Apple’s dividend of 1.0%, however, is the lowest yield among the top 10 largest holdings, but investors likely approve of this trade off in income for an 86% return over the last year.

This type of return shouldn’t come as a surprise to shareholders of the company, as Apple has regularly beaten the market.

Source: 2019 Annual Report

Apple’s future continues to be bright. While iPhone sales still contribute a significant portion of revenues, the company’s other business segments have performed quite well in recent years. Services grew almost 17% in the most recent quarter while Wearables were up 40%.
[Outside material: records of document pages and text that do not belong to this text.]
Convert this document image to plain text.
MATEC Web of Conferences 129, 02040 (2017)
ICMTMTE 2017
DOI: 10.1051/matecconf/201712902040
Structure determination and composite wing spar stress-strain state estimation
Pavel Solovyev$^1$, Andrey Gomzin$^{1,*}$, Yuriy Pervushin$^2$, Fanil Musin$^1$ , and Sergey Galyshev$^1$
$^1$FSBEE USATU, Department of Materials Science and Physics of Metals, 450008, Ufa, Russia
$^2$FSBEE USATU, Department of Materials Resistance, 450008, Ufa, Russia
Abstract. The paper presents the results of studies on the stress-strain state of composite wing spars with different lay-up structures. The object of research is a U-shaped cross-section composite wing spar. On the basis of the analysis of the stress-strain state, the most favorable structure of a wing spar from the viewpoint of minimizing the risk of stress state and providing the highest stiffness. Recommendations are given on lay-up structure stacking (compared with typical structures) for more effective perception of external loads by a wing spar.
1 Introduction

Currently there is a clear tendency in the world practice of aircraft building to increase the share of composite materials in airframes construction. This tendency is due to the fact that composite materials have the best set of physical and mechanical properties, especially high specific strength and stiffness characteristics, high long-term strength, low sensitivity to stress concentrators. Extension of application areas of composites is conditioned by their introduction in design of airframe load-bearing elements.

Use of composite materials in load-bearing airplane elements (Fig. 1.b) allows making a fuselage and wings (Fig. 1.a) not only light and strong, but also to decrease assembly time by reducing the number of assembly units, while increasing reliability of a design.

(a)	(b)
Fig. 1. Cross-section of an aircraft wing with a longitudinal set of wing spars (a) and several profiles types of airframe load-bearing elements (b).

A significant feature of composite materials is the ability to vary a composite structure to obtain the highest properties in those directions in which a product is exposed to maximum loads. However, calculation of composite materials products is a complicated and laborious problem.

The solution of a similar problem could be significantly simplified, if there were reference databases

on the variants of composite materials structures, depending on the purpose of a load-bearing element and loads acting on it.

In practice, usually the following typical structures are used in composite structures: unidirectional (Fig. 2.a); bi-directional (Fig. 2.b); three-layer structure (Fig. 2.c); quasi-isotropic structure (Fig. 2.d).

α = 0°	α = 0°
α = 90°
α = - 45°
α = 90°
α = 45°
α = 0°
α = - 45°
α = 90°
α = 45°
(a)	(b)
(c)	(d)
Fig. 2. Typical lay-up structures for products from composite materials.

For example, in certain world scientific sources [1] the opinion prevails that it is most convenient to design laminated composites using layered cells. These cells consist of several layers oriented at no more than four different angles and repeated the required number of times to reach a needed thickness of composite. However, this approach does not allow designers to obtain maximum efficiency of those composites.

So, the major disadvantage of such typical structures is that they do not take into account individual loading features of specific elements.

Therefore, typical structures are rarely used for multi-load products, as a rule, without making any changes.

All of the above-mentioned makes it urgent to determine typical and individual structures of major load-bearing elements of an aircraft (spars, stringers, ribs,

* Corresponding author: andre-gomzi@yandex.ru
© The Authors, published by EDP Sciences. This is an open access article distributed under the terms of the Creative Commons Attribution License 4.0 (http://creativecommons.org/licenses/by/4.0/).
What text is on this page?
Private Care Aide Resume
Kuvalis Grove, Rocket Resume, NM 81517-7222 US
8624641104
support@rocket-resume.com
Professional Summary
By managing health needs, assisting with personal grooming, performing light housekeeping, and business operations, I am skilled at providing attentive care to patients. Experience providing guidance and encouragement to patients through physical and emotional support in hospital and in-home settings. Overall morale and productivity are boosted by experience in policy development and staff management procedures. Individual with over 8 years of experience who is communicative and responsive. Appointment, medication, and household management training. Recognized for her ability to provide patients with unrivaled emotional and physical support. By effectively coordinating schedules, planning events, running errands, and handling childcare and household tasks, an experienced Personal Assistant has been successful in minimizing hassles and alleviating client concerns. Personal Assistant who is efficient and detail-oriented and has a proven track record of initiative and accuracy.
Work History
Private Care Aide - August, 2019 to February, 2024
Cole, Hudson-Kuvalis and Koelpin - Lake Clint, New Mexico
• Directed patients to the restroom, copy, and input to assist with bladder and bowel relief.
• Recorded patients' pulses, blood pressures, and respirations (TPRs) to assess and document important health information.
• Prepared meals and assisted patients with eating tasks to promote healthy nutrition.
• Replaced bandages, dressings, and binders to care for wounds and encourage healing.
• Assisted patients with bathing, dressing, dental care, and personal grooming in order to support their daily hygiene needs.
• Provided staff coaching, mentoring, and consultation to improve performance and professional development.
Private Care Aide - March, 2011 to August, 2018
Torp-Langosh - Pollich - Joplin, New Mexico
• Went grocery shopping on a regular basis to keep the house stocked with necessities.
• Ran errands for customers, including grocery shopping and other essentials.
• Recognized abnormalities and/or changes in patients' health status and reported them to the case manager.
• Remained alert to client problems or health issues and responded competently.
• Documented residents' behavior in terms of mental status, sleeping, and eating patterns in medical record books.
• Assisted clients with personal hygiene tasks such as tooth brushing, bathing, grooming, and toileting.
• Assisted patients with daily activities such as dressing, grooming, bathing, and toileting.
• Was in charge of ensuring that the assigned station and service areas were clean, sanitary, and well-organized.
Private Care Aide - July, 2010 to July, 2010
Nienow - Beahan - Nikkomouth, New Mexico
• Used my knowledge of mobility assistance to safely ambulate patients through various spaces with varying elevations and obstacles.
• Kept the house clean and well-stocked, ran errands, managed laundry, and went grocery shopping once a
Total revenue increased 9% to a record $91.8 billion while earnings-per-share improved 19.4%, due in large part to a lower share count. Due to product growth and share repurchases, Apple should grow earnings-per-share at a rate of 7% through 2025.

Earnings growth and dividend yield will be offset by a likely 7.6% headwind from valuation reversion as the stock trades with a multiple of 23.7x earnings compared to our target multiple of 16x earnings.

Total returns are expected to be 0.4% through 2025, the lowest projected return on this list.

Final Thoughts

Kevin O’Leary has become a household name due to his appearances on the TV show Shark Tank. But he is also a well-known asset manager, and his investment philosophy aligns very closely with ours. Specifically, Mr. Wonderful typically invests in stocks with large and profitable businesses, with strong balance sheets and consistent dividend growth every year.

Not all of these stocks are currently rated as buys in the Sure Analysis Research Database, which ranks stocks based on expected total return due to a combination of earnings per share growth, dividends, and changes in the price-to-earnings multiple.

However, several of these 10 stocks are valuable holdings for a long-term dividend growth portfolio.